La réouverture de la Chine est un facteur stimulant pour les marchés émergents. La levée des restrictions profitera à la Chine en premier lieu, mais aussi à d'autres pays. Le risque de nouveaux variants subsiste et nous continuons à suivre cela de près, mais en fin de compte, cette réouverture sera bénéfique pour la croissance chinoise et permettra au pays de se remettre des souffrances qu'il s'est lui-même infligées l'année dernière. Le graphique 3 montre les révisions à la hausse des estimations de croissance des économistes pour 2023. Cependant, le rebond de la croissance économique pourrait ne pas se faire de manière linéaire, car de nombreux consommateurs pourraient encore se montrer réticents à se déplacer et à se comporter comme ils l'auraient fait en 2019. Si une grande partie de la croissance découlera de la hausse des dépenses de consommation et des services, d'autres pays devraient également en bénéficier, notamment dans la région de l'ASEAN. Des pays comme la Thaïlande, par exemple, sont très dépendants du tourisme, qui représente généralement 10 à 12 % du PIB. Une grande partie des touristes en Thaïlande et en Asie du Sud-Est viennent de Chine, si bien que ces pays bénéficieront de la hausse des dépenses de voyage et de l'amélioration de la mobilité en Chine. D'autres pays, comme l'Afrique du Sud, devraient également en profiter, compte tenu de ses liens commerciaux étroits avec la Chine.

Graphique 3. Chine - Prévisions économiques médianes du PIB pour 2023 (% en glissement annuel)

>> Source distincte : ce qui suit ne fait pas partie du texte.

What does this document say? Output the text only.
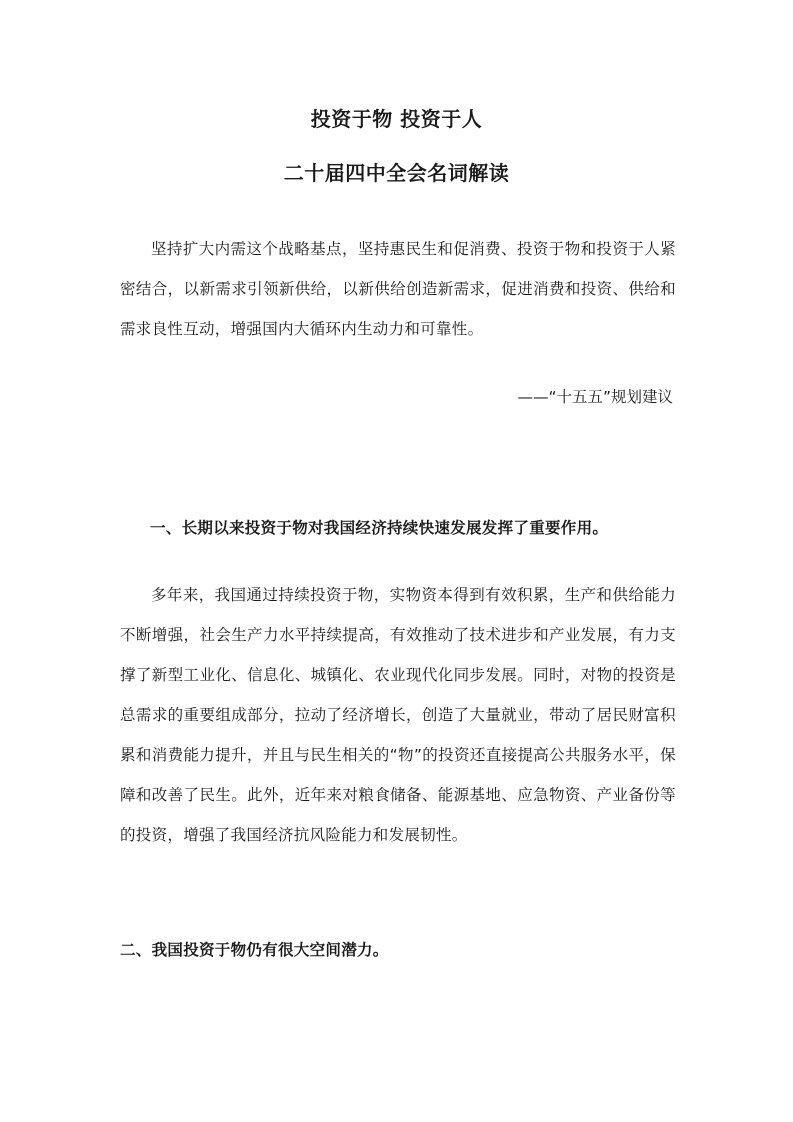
投资于物 投资于人
二十届四中全会名词解读

坚持扩大内需这个战略基点，坚持惠民生和促消费、投资于物和投资于人紧密结合，以新需求引领新供给，以新供给创造新需求，促进消费和投资、供给和需求良性互动，增强国内大循环内生动力和可靠性。

——“十五五”规划建议

一、长期以来投资于物对我国经济持续快速发展发挥了重要作用。

多年来，我国通过持续投资于物，实物资本得到有效积累，生产和供给能力不断增强，社会生产力水平持续提高，有效推动了技术进步和产业发展，有力支撑了新型工业化、信息化、城镇化、农业现代化同步发展。同时，对物的投资是总需求的重要组成部分，拉动了经济增长，创造了大量就业，带动了居民财富积累和消费能力提升，并且与民生相关的“物”的投资还直接提高公共服务水平，保障和改善了民生。此外，近年来对粮食储备、能源基地、应急物资、产业备份等的投资，增强了我国经济抗风险能力和发展韧性。

二、我国投资于物仍有很大空间潜力。
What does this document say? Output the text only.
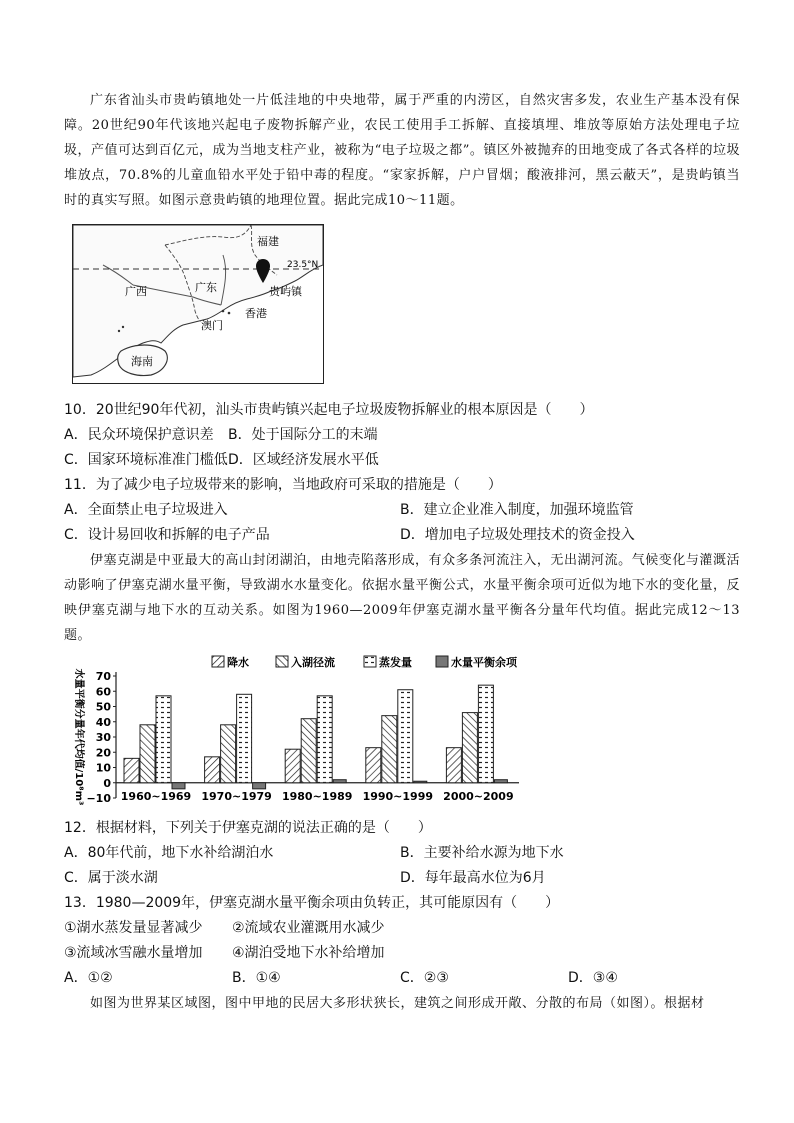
广东省汕头市贵屿镇地处一片低洼地的中央地带，属于严重的内涝区，自然灾害多发，农业生产基本没有保障。20世纪90年代该地兴起电子废物拆解产业，农民工使用手工拆解、直接填埋、堆放等原始方法处理电子垃圾，产值可达到百亿元，成为当地支柱产业，被称为“电子垃圾之都”。镇区外被抛弃的田地变成了各式各样的垃圾堆放点，70.8%的儿童血铅水平处于铅中毒的程度。“家家拆解，户户冒烟；酸液排河，黑云蔽天”，是贵屿镇当时的真实写照。如图示意贵屿镇的地理位置。据此完成10～11题。

福建
广西	广东	贵屿镇
香港
澳门
海南
23.5°N
10．20世纪90年代初，汕头市贵屿镇兴起电子垃圾废物拆解业的根本原因是（　　）
A．民众环境保护意识差 B．处于国际分工的末端
C．国家环境标准准门槛低 D．区域经济发展水平低
11．为了减少电子垃圾带来的影响，当地政府可采取的措施是（　　）
A．全面禁止电子垃圾进入	B．建立企业准入制度，加强环境监管
C．设计易回收和拆解的电子产品	D．增加电子垃圾处理技术的资金投入

伊塞克湖是中亚最大的高山封闭湖泊，由地壳陷落形成，有众多条河流注入，无出湖河流。气候变化与灌溉活动影响了伊塞克湖水量平衡，导致湖水水量变化。依据水量平衡公式，水量平衡余项可近似为地下水的变化量，反映伊塞克湖与地下水的互动关系。如图为1960—2009年伊塞克湖水量平衡各分量年代均值。据此完成12～13题。

降水	入湖径流	蒸发量	水量平衡余项
70
60
50
40
30
20
10
0
−10 1960~1969 1970~1979 1980~1989 1990~1999 2000~2009
水量平衡分量年代均值/10⁸m³
12．根据材料，下列关于伊塞克湖的说法正确的是（　　）
A．80年代前，地下水补给湖泊水	B．主要补给水源为地下水
C．属于淡水湖	D．每年最高水位为6月
13．1980—2009年，伊塞克湖水量平衡余项由负转正，其可能原因有（　　）
①湖水蒸发量显著减少 ②流域农业灌溉用水减少
③流域冰雪融水量增加 ④湖泊受地下水补给增加
A．①②	B．①④	C．②③	D．③④

如图为世界某区域图，图中甲地的民居大多形状狭长，建筑之间形成开敞、分散的布局（如图）。根据材
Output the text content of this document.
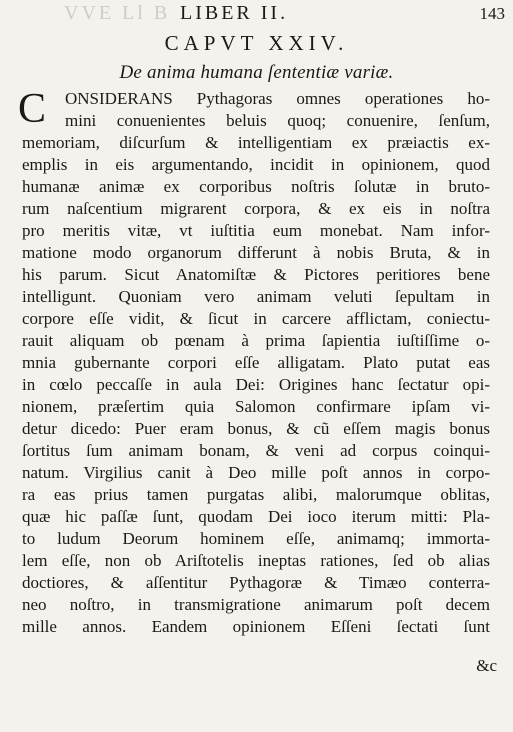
VVE Ll B LIBER II.	143
CAPVT XXIV.
De anima humana ſententiæ variæ.
C ONSIDERANS Pythagoras omnes operationes ho-
mini conuenientes beluis quoq; conuenire, ſenſum,
memoriam, diſcurſum & intelligentiam ex præiactis ex-
emplis in eis argumentando, incidit in opinionem, quod
humanæ animæ ex corporibus noſtris ſolutæ in bruto-
rum naſcentium migrarent corpora, & ex eis in noſtra
pro meritis vitæ, vt iuſtitia eum monebat. Nam infor-
matione modo organorum differunt à nobis Bruta, & in
his parum. Sicut Anatomiſtæ & Pictores peritiores bene
intelligunt. Quoniam vero animam veluti ſepultam in
corpore eſſe vidit, & ſicut in carcere afflictam, coniectu-
rauit aliquam ob pœnam à prima ſapientia iuſtiſſime o-
mnia gubernante corpori eſſe alligatam. Plato putat eas
in cœlo peccaſſe in aula Dei: Origines hanc ſectatur opi-
nionem, præſertim quia Salomon confirmare ipſam vi-
detur dicedo: Puer eram bonus, & cũ eſſem magis bonus
ſortitus ſum animam bonam, & veni ad corpus coinqui-
natum. Virgilius canit à Deo mille poſt annos in corpo-
ra eas prius tamen purgatas alibi, malorumque oblitas,
quæ hic paſſæ ſunt, quodam Dei ioco iterum mitti: Pla-
to ludum Deorum hominem eſſe, animamq; immorta-
lem eſſe, non ob Ariſtotelis ineptas rationes, ſed ob alias
doctiores, & aſſentitur Pythagoræ & Timæo conterra-
neo noſtro, in transmigratione animarum poſt decem
mille annos. Eandem opinionem Eſſeni ſectati ſunt
&c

Enfin, nous pensons que le crédit aux entreprises des pays émergents bénéficiera de la baisse des rendements et de l'affaiblissement du dollar. Comme nous l'avons mentionné au début, si les rendements du Trésor américain et le dollar ont baissé par rapport aux sommets atteints en septembre/novembre de l'année dernière, nous pensons que cette tendance n'est pas encore terminée. Les données économiques américaines se sont détériorées au cours des deux derniers mois, notamment sur le marché du logement. À l'avenir, nous pensons que la Fed devra changer de ton à mesure que les données continueront de se détériorer et adapter sa politique monétaire en conséquence. Nous nous attendons à ce que cela pousse les rendements encore plus bas. Lorsque les données ont commencé à se détériorer, plusieurs intervenants de la Fed ont déjà commencé à parler d'un ralentissement dans les hausses de taux et d'un pic des taux. Bien sûr, les données inflationnistes plus faibles soutiennent également notre point de vue. Avec la baisse des taux d'intérêt américains, le dollar s'affaiblira davantage, tandis que les devises plus cycliques seront également soutenues par la réouverture de la Chine et la hausse des prix des matières premières. Alors qu'un dollar plus faible favorisera la viabilité de la dette des économies émergentes, en particulier celles qui ont une dette importante en dollars, il convient également de noter que de nombreux grands pays émergents comme le Brésil, le Mexique, le Chili et l'Indonésie ont développé au cours des dernières années des marchés en monnaie locale et des systèmes de retraite qui fonctionnent bien. Cela permet à ces économies d'éliminer le risque de change et de diversifier la composition de leur dette, parfois avec une alternative plus attrayante (prime de risque plus faible sur les taux d'intérêt). Le Brésil, où les entreprises empruntent désormais principalement en monnaie locale, en est un exemple. En d'autres termes, les pays en développement sont moins vulnérables au dollar que ne le pensent de nombreux investisseurs.